As the host Texas Rangers put tickets on public sale Tuesday for the World Series and NLCS, they noted that fans could buy in groups of only four, would be seated at least 6 feet from other groups, and would have to wear masks when not eating or drinking. The Rangers limited sales to 11,500 tickets per game; the new stadium seats 40,300.
However, MLB and the Rangers said there would be no temperature checks. The Rangers said "public health authorities recommend self-screening before you enter public places," and MLB said fans exhibiting symptoms could be denied entry.
"After reviewing the available technology and consulting with local public health authorities and outside infectious disease experts, MLB and the Rangers made a collective decision not to take the temperatures of fans entering the ballpark," the league said in a statement. "This decision was based on a number of factors, including the reliability of available technology and the close contact that temperature checks would require."
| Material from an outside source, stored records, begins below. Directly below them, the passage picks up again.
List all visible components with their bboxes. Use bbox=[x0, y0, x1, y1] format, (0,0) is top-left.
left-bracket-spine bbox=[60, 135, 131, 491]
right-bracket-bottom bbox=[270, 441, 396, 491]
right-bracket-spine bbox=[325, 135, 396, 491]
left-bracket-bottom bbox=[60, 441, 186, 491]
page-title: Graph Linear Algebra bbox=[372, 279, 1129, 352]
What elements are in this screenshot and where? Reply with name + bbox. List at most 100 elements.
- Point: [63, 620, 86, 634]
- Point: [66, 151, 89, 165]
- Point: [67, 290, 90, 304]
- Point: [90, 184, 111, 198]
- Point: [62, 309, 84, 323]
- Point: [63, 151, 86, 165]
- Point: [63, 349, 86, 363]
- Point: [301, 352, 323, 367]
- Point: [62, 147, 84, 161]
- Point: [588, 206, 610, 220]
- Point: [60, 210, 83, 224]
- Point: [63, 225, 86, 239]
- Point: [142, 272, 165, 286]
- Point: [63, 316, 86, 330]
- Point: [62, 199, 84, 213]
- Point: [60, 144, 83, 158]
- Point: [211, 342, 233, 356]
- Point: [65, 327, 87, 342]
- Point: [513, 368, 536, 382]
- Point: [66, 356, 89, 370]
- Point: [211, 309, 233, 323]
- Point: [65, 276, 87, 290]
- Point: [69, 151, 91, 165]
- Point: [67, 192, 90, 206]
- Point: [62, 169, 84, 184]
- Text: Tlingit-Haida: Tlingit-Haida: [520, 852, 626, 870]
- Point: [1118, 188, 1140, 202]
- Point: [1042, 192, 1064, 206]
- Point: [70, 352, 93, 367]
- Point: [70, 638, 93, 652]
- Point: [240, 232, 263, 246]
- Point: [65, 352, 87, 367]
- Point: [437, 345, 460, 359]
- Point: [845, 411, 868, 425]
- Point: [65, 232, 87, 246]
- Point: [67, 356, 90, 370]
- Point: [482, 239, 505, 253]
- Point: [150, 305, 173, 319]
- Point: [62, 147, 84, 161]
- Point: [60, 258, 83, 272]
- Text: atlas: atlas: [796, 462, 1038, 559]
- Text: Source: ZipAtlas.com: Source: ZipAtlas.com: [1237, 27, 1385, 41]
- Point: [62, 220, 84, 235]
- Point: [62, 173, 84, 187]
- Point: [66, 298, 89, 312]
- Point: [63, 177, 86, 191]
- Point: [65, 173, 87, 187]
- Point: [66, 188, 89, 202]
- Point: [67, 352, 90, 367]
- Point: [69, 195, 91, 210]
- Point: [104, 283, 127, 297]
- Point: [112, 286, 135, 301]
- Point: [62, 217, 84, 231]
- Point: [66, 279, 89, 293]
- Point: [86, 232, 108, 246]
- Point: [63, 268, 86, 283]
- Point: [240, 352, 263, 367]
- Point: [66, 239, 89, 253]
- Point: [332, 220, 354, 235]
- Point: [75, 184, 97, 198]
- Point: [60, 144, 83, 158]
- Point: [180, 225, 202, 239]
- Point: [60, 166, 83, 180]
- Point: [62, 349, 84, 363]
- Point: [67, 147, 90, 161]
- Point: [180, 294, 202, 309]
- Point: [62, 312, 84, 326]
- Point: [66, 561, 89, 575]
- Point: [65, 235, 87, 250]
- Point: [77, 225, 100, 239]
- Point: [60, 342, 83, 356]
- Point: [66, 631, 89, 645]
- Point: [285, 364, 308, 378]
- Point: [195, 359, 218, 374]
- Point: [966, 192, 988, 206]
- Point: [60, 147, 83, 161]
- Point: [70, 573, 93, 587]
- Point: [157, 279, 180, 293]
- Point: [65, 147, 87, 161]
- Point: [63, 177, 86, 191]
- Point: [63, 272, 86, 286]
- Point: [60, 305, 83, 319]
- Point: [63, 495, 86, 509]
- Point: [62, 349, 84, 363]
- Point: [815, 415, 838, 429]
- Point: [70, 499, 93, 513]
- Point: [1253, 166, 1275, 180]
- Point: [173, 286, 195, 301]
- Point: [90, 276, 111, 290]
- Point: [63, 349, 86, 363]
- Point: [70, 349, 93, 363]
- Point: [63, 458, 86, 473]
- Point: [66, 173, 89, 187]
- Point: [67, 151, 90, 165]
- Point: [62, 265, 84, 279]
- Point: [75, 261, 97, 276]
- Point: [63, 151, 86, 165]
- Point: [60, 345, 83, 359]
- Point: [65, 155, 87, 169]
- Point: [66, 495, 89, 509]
The NFL's Dallas Cowboys play in a stadium across the parking lot from the Rangers' ballpark. The Cowboys do not check temperatures. They have welcomed more than 20,000 fans to each of their two home games so far this season.
The scientific community has debated the value of temperature checks. Some people infected with COVID-19 show no symptoms, and some that do show symptoms do not have a fever. And, while detection of a fever could keep an infected person out of a venue, it would not necessarily mean the fever was caused by COVID-19.
In an article on the health website Stat, researchers suggested that a scratch-and-sniff test might be more valuable than a temperature check in detecting COVID-19. Loss of smell "produces a clearer signal and may therefore be a better Covid-catching net than fever," author Sharon Begley wrote in reviewing a Mayo Clinic study.
James Hamblin, a lecturer at the Yale School of Public Health, wrote in the Atlantic that large-scale fever screenings may do more to provide a crowd with the appearance of reassurance than to detect the virus.
"As logical as mass temperature checks may seem," he wrote, "the practice hasn't clearly been shown to help contain the coronavirus."